Part 2. How to construct circles tangent to two lines. What is the connection
between tangent circles and the concept of the distance from a point to a line?
Part 3. Concurrence of angle bisectors and construction of inscribed and excribed
circles.
Part 1.
-
Read and work through the Dirichlet section of this pdf
document from Geometry Through the Circle.
-
Construct the figure with rays for 3 points A, B, C. In this case the figure
will probably not stay correct if you drag the points too far. Do you see
why?
- Download and explore this Dirichlet gsp
file after you have done some of your own constructions.
Part 2. Distance from a Point to a Line and tangent circle
- Work through the investigations in this pdf file from
Geometry Through the Circle.
What you should take away from this is a set of answers to these questions:
-
In a right triangle, why is the hypotenuse the longest side?
-
Why is the shortest distance from a point C to the points on a line AB
given by the distance from C to the foot E of the perpendicular from C to
line AB?
-
Explain why the figure with the tangent circle in this investigation illustrates
visually the point above. Why does the line AB intersect the circle only
at one point E?
- If a circle with center O intersects the line at two points U and V, why
does the perpendicular bisector of UV pass through the circle of the circle?

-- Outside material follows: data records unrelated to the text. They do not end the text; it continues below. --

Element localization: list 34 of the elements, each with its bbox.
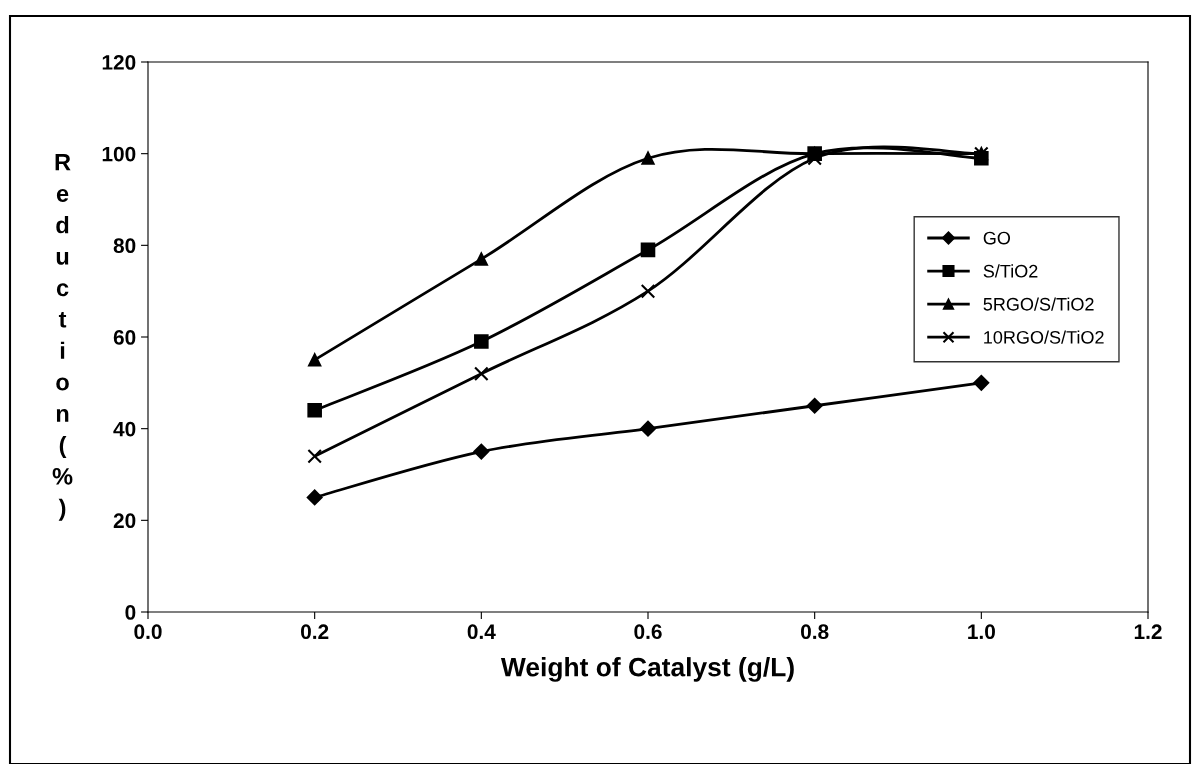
point	[640, 242, 656, 258]
x-tick-label: 0.2	[301, 624, 329, 640]
x-axis-title: Weight of Catalyst (g/L)	[500, 657, 794, 682]
point	[640, 283, 656, 299]
point	[308, 353, 322, 367]
x-tick-label: 1.2	[1134, 624, 1162, 639]
legend-label: 5RGO/S/TiO2	[983, 297, 1094, 311]
point	[307, 403, 322, 418]
y-tick-label: 40	[113, 421, 136, 437]
x-tick-label: 0.0	[134, 624, 162, 640]
point	[640, 420, 656, 437]
y-tick-label: 20	[113, 513, 136, 529]
point	[973, 374, 990, 391]
y-tick-label: 120	[102, 55, 136, 70]
y-tick-label: 100	[102, 146, 136, 162]
point	[307, 448, 322, 464]
point	[474, 252, 488, 266]
y-tick-label: 60	[113, 330, 136, 345]
point	[474, 334, 489, 349]
point	[641, 151, 655, 165]
legend-label: 10RGO/S/TiO2	[984, 330, 1104, 344]
x-tick-label: 0.8	[801, 624, 829, 640]
y-tick-label: 80	[113, 238, 136, 254]
legend-label: S/TiO2	[983, 264, 1038, 278]
x-tick-label: 0.4	[467, 624, 496, 640]
point	[473, 443, 490, 460]
x-tick-label: 0.6	[634, 624, 662, 640]
legend-label: GO	[983, 231, 1011, 245]
text: Reduction (%)	[52, 154, 73, 521]
point	[306, 489, 323, 506]
y-tick-label: 0	[125, 605, 136, 620]
point	[474, 366, 489, 381]
x-tick-label: 1.0	[968, 624, 995, 640]
point	[806, 397, 823, 414]
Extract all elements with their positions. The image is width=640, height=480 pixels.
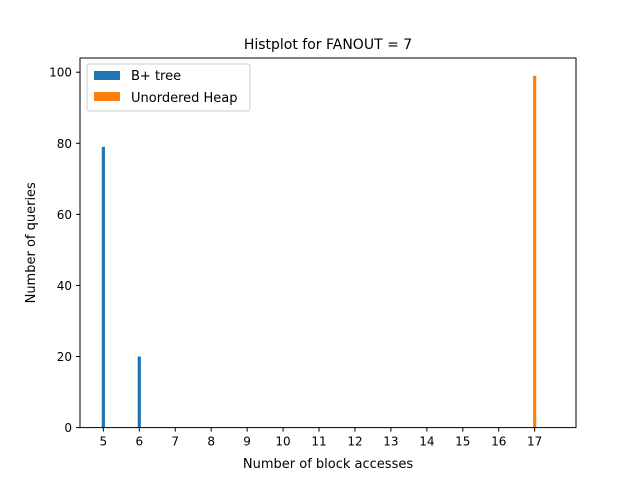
chart-title: Histplot for FANOUT = 7 — [244, 37, 412, 53]
x-tick-label: 6 — [135, 435, 143, 449]
x-tick-label: 15 — [455, 435, 470, 449]
legend-label-bplus-tree: B+ tree — [131, 69, 181, 84]
plot-frame — [79, 57, 577, 429]
x-axis-ticks: 5 6 7 8 9 10 11 12 13 14 15 16 17 — [100, 427, 542, 449]
y-tick-label: 100 — [49, 66, 72, 80]
x-tick-label: 12 — [347, 435, 362, 449]
x-tick-label: 7 — [171, 435, 179, 449]
y-axis-ticks: 0 20 40 60 80 100 — [49, 66, 80, 435]
y-tick-label: 40 — [57, 279, 72, 293]
y-tick-label: 80 — [57, 137, 72, 151]
x-tick-label: 14 — [419, 435, 434, 449]
legend-swatch-unordered-heap — [94, 92, 120, 101]
y-tick-label: 20 — [57, 350, 72, 364]
x-tick-label: 17 — [527, 435, 542, 449]
y-tick-label: 0 — [64, 421, 72, 435]
y-axis-label: Number of queries — [24, 182, 39, 303]
legend: B+ tree Unordered Heap — [86, 63, 251, 112]
x-tick-label: 16 — [491, 435, 506, 449]
x-tick-label: 8 — [207, 435, 215, 449]
x-tick-label: 5 — [100, 435, 108, 449]
x-axis-label: Number of block accesses — [243, 457, 413, 472]
x-tick-label: 13 — [383, 435, 398, 449]
legend-swatch-bplus-tree — [94, 71, 120, 80]
legend-label-unordered-heap: Unordered Heap — [131, 91, 238, 106]
bars-layer — [101, 75, 537, 428]
y-tick-label: 60 — [57, 208, 72, 222]
x-tick-label: 10 — [275, 435, 290, 449]
x-tick-label: 9 — [243, 435, 251, 449]
legend-box — [86, 63, 251, 112]
bar-series0-6 — [137, 356, 141, 428]
bar-series1-17 — [533, 75, 537, 428]
bar-series0-5 — [101, 146, 105, 428]
x-tick-label: 11 — [311, 435, 326, 449]
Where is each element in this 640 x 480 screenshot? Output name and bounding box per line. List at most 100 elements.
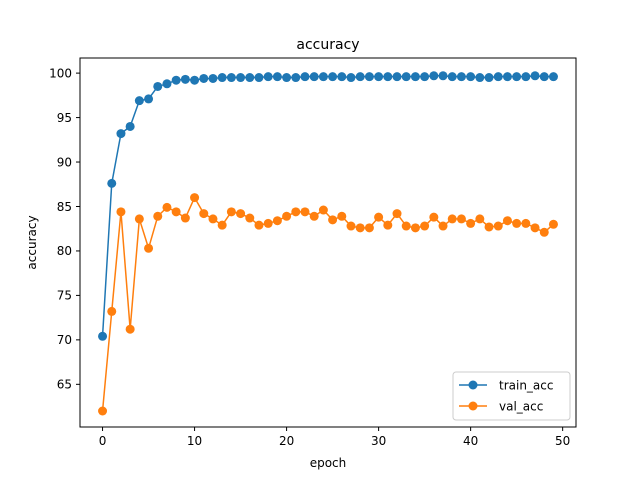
data-point-train_acc	[337, 72, 347, 82]
data-point-train_acc	[346, 73, 356, 83]
data-point-train_acc	[502, 72, 512, 82]
data-point-val_acc	[346, 221, 356, 231]
data-point-val_acc	[107, 306, 117, 316]
legend-label: val_acc	[499, 399, 543, 413]
x-tick-label: 20	[279, 434, 294, 448]
data-point-train_acc	[410, 72, 420, 82]
data-point-val_acc	[530, 223, 540, 233]
data-point-val_acc	[272, 216, 282, 226]
data-point-val_acc	[98, 406, 108, 416]
data-point-val_acc	[190, 193, 200, 203]
data-point-val_acc	[548, 219, 558, 229]
data-point-val_acc	[374, 212, 384, 222]
legend-marker	[468, 401, 478, 411]
data-point-train_acc	[429, 71, 439, 81]
data-point-val_acc	[337, 211, 347, 221]
data-point-val_acc	[318, 205, 328, 215]
x-tick-label: 10	[187, 434, 202, 448]
data-point-train_acc	[484, 73, 494, 83]
data-point-val_acc	[291, 207, 301, 217]
data-point-train_acc	[180, 74, 190, 84]
data-point-val_acc	[429, 212, 439, 222]
data-point-val_acc	[383, 220, 393, 230]
data-point-train_acc	[475, 73, 485, 83]
y-tick-label: 90	[57, 155, 72, 169]
series-layer	[98, 71, 558, 416]
data-point-val_acc	[236, 209, 246, 219]
x-tick-label: 50	[555, 434, 570, 448]
data-point-train_acc	[144, 94, 154, 104]
legend-marker	[468, 380, 478, 390]
data-point-train_acc	[383, 72, 393, 82]
y-axis-ticks: 65 70 75 80 85 90 95 100	[49, 66, 80, 392]
data-point-train_acc	[355, 72, 365, 82]
y-tick-label: 95	[57, 111, 72, 125]
legend-label: train_acc	[499, 378, 553, 392]
data-point-train_acc	[282, 73, 292, 83]
axes-frame	[79, 57, 577, 428]
data-point-train_acc	[328, 72, 338, 82]
data-point-train_acc	[263, 72, 273, 82]
data-point-train_acc	[539, 72, 549, 82]
y-tick-label: 65	[57, 378, 72, 392]
data-point-train_acc	[374, 72, 384, 82]
y-tick-label: 75	[57, 289, 72, 303]
data-point-train_acc	[530, 71, 540, 81]
data-point-train_acc	[401, 72, 411, 82]
data-point-train_acc	[300, 72, 310, 82]
data-point-val_acc	[420, 221, 430, 231]
legend: train_acc val_acc	[452, 371, 571, 421]
data-point-val_acc	[199, 209, 209, 219]
legend-item-val_acc: val_acc	[459, 399, 543, 413]
data-point-train_acc	[438, 71, 448, 81]
data-point-val_acc	[226, 207, 236, 217]
data-point-val_acc	[355, 223, 365, 233]
legend-item-train_acc: train_acc	[459, 378, 553, 392]
data-point-val_acc	[512, 218, 522, 228]
data-point-val_acc	[282, 211, 292, 221]
data-point-train_acc	[162, 79, 172, 89]
y-axis-label: accuracy	[25, 215, 39, 269]
legend-box	[452, 371, 571, 421]
x-axis-label: epoch	[310, 456, 347, 470]
data-point-train_acc	[199, 73, 209, 83]
data-point-train_acc	[309, 72, 319, 82]
data-point-val_acc	[328, 215, 338, 225]
data-point-train_acc	[245, 73, 255, 83]
x-axis-ticks: 0 10 20 30 40 50	[99, 427, 570, 448]
data-point-val_acc	[144, 243, 154, 253]
data-point-val_acc	[502, 216, 512, 226]
x-tick-label: 40	[463, 434, 478, 448]
y-tick-label: 80	[57, 244, 72, 258]
data-point-val_acc	[493, 221, 503, 231]
data-point-val_acc	[521, 218, 531, 228]
data-point-val_acc	[401, 221, 411, 231]
data-point-val_acc	[263, 218, 273, 228]
data-point-train_acc	[493, 72, 503, 82]
data-point-train_acc	[318, 72, 328, 82]
data-point-train_acc	[125, 121, 135, 131]
x-tick-label: 0	[99, 434, 107, 448]
data-point-val_acc	[309, 211, 319, 221]
data-point-train_acc	[171, 75, 181, 85]
data-point-train_acc	[512, 72, 522, 82]
data-point-val_acc	[539, 227, 549, 237]
data-point-train_acc	[291, 73, 301, 83]
y-tick-label: 70	[57, 333, 72, 347]
data-point-val_acc	[254, 220, 264, 230]
data-point-train_acc	[107, 178, 117, 188]
data-point-train_acc	[548, 72, 558, 82]
series-train_acc	[98, 71, 558, 341]
data-point-train_acc	[392, 72, 402, 82]
data-point-train_acc	[466, 72, 476, 82]
data-point-train_acc	[134, 96, 144, 106]
data-point-train_acc	[208, 73, 218, 83]
data-point-train_acc	[420, 72, 430, 82]
data-point-train_acc	[521, 72, 531, 82]
data-point-val_acc	[447, 214, 457, 224]
data-point-train_acc	[447, 72, 457, 82]
data-point-val_acc	[171, 207, 181, 217]
data-point-val_acc	[475, 214, 485, 224]
data-point-val_acc	[364, 223, 374, 233]
data-point-val_acc	[300, 207, 310, 217]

What is the distance from the center to of the circle to the line measured
by the distance from O to the midpoint of UV?
Part 3.
A. Inscribed Circles
- Draw a triangle. Construct the circle that is inside the triangle and tangent
to all 3 sides. This is called the inscribed circle of the triangle, or the
incircle.
B. Angle Bisectors of a triangle (interior and exterior angles)
- In a new sketch, draw 3 points A, B, C and construct the 3 lines a, b, c
(NOT SEGMENTS) connecting each pair of these points. This is an (extended)
triangle.
- The lines that bisect the interior and exterior angles of the triangle.
- Observe that at any point of intersection of two of these bisectors, there
is a third bisector through the same point. Why is this true? How many such
points of intersection are there? Why?
C. Excircle and Incircles
- Construct all circles that are tangent to each of the 3 lines. How many
are there?
Reference: B&B, pp. 182-3 and 250-1.